It's coming down to the wire over in China's League of Legends Pro League this week, as teams up and down the table are ferociously fighting for every last victory they can get their hands on in order to secure better -- or any -- postseason seeding.
While it wasn't a week of big movements -- there were only a handful of position changes -- it was a week that saw many teams draw closer together than they've ever been in the rankings, leaving each a mere hair's breadth from a shot at the playoffs and the opportunity to represent the region at the upcoming Rift Rivals.
Nowhere has the flattening of the league's standing become more obvious than in the middle of the pack teams of each conference. Thanks to some unlikely upsets over the course of the week, both conferences now have three teams all within a game of each other. In the East, those teams are Royal Never Give Up (10-7), Suning Gaming (9-9) and JD Gaming (9-9) while the West has Bilibili Gaming (10-7), Team WE (8-8) and FunPlus Phoenix (7-10). While the game score and number of remaining matches makes it obvious that these teams are a bit further apart than they might seem -- FunPlus Phoenix, for example, has little hope of moving in either direction at this point due to only having a single series remaining in the split -- but even if there's no further movement, the current state of affairs highlights just how competitive the middle of the pack is.

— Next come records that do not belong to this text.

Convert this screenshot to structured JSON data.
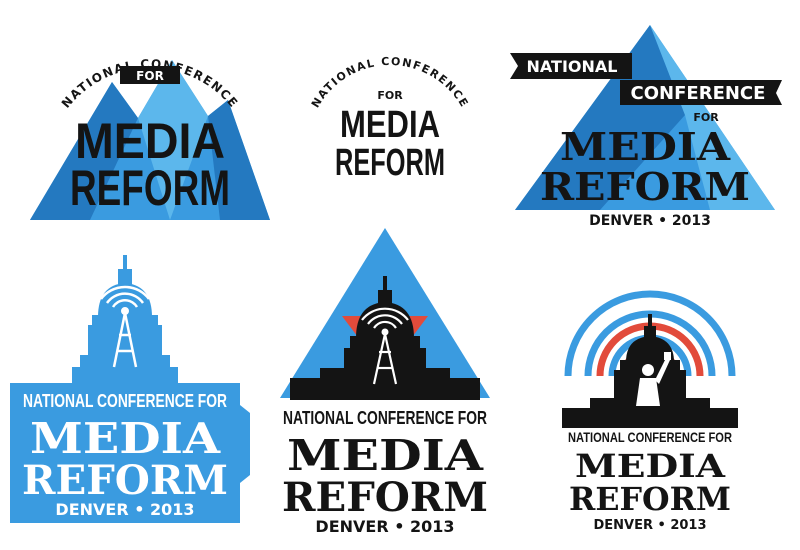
{
  "colors": {
    "blue": "#3a9be0",
    "blue_light": "#5cb7ec",
    "blue_dark": "#2479c0",
    "black": "#141414",
    "red": "#e24b3b",
    "white": "#ffffff"
  },
  "logos": [
    {
      "arc_text": "NATIONAL CONFERENCE",
      "for_label": "FOR",
      "line1": "MEDIA",
      "line2": "REFORM",
      "icon": "mountain-icon"
    },
    {
      "arc_text": "NATIONAL CONFERENCE",
      "for_label": "FOR",
      "line1": "MEDIA",
      "line2": "REFORM"
    },
    {
      "banner1": "NATIONAL",
      "banner2": "CONFERENCE",
      "for_label": "FOR",
      "line1": "MEDIA",
      "line2": "REFORM",
      "tagline": "DENVER • 2013",
      "icon": "mountain-icon"
    },
    {
      "header": "NATIONAL CONFERENCE FOR",
      "line1": "MEDIA",
      "line2": "REFORM",
      "tagline": "DENVER • 2013",
      "icon": "capitol-tower-icon"
    },
    {
      "header": "NATIONAL CONFERENCE FOR",
      "line1": "MEDIA",
      "line2": "REFORM",
      "tagline": "DENVER • 2013",
      "icon": "capitol-tower-icon"
    },
    {
      "header": "NATIONAL CONFERENCE FOR",
      "line1": "MEDIA",
      "line2": "REFORM",
      "tagline": "DENVER • 2013",
      "icon": "capitol-fist-icon"
    }
  ]
}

The other race that's receiving a bit more attention from observers of the league is that for the leader of the Western Conference. Snake Esports (11-5) picked up a surprising 0-2 defeat at the hands of Bilibili Gaming early on in the week which, when combined with EDward Gaming's surprisingly narrow victory over Team WE, forced it to finally forfeit control of the Western Conference. Its fate now is now entirely in the hands of the conference's third place team, Bilibili Gaming, who will have to overcome EDward Gaming during the final match of the split in order to allow Snake even a chance at ending the season as the conference champions.
"Competitive" is a poor descriptor for the LPL's other conference, however, as Invictus Gaming (16-1) proved it was the strongest team in the league this week by smashing the only roster that still could potentially challenge it: Rogue Warriors (13-4). With an astounding 89 percent win rate and the most points of any team in the league by a longshot, there remains no question in anyone's mind who the strongest team in China is. At long last, Invictus Gaming can finally lay claim to a title that has eluded it for years, provided it can defend it in the upcoming playoffs, where it'll need to prove that its sole loss to Royal Never Give Up was simply a fluke.